While in South Florida, one medical director at a health center was able to coordinate medical director colleagues at other health centers and develop a detailed set of requirements and forms for the EMR, even very motivated medical directors in New Mexico and Utah were not able to achieve a similar level of enthusiasm and willingness to collaborate within their own State.

More integration, more benefit. Our findings generally support the idea that health centers that health centers that are most integrated within the HCN system report deriving the most benefit. Being fully integrated means adopting HCN-hosted PM and EMR software and allowing HCN to serve in the CIO role for the health center. Full integration also means a health center taking an active role in the management of HCN through its board, and in the ongoing development of HCN’s products and services through its various working committees.

While several of the health centers in New Mexico and Utah are considered “fully integrated” from an application and service uptake perspective, we found some distance-related limitations in their ability to participate actively in some committees. In addition, we found that HCN national’s ability to maintain a tight level of integration and coordination is increasingly compromised as they grow larger.

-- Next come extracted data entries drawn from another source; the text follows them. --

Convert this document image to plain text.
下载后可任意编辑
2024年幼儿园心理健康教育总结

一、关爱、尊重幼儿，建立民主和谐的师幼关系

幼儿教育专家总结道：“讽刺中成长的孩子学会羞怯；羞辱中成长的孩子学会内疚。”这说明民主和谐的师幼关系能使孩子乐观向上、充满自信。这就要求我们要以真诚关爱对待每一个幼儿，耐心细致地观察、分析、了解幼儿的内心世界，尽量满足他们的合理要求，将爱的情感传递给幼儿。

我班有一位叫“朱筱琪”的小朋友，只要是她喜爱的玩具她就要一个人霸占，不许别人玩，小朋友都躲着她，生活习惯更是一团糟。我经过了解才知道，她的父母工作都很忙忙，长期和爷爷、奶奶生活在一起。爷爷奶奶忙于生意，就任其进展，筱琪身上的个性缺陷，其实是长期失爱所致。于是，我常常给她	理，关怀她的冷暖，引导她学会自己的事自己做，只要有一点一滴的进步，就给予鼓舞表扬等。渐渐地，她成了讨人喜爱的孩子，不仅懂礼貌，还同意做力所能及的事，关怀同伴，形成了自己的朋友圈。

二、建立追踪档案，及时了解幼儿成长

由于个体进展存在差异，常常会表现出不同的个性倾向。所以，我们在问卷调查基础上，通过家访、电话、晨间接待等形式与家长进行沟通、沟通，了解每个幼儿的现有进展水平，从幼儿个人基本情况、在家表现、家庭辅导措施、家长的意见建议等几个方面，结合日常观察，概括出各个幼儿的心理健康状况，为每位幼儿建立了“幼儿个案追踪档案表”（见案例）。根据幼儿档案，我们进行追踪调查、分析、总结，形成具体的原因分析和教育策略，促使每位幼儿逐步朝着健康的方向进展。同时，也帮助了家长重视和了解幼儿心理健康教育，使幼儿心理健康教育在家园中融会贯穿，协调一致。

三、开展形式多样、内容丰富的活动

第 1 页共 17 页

Scalability and continuity are issues. While health centers working with HCN from Utah and New Mexico were positive overall on their involvement with the HCN network, they did express some concerns regarding the HCN’s ability to provide a consistent level of service over time.  They have noted that applications are not always configured to meet the requirements of non-Florida sites that the committees may not adequately prioritize their needs and that sometimes essential fixes, such as mandatory changes to billing screens, take longer than is ideal.

Impetus to be self-sustaining may result in organizational changes.  If HCN is successful in achieving outside funding through foundation partnerships or other sources, their orientation may change over time. Up until now, HCN has been focused on delivering on the goals of their federal grant sponsors as well as the needs of their health center customers. There has been a relatively close alignment between these two objectives given that both the health centers and HCN are funded through HRSA. Their primary strategy for achieving self-sufficiency has been through expansion to other health centers. If HCN or other networks move to a privately funded model, there may be less alignment between network funders and network customers over time.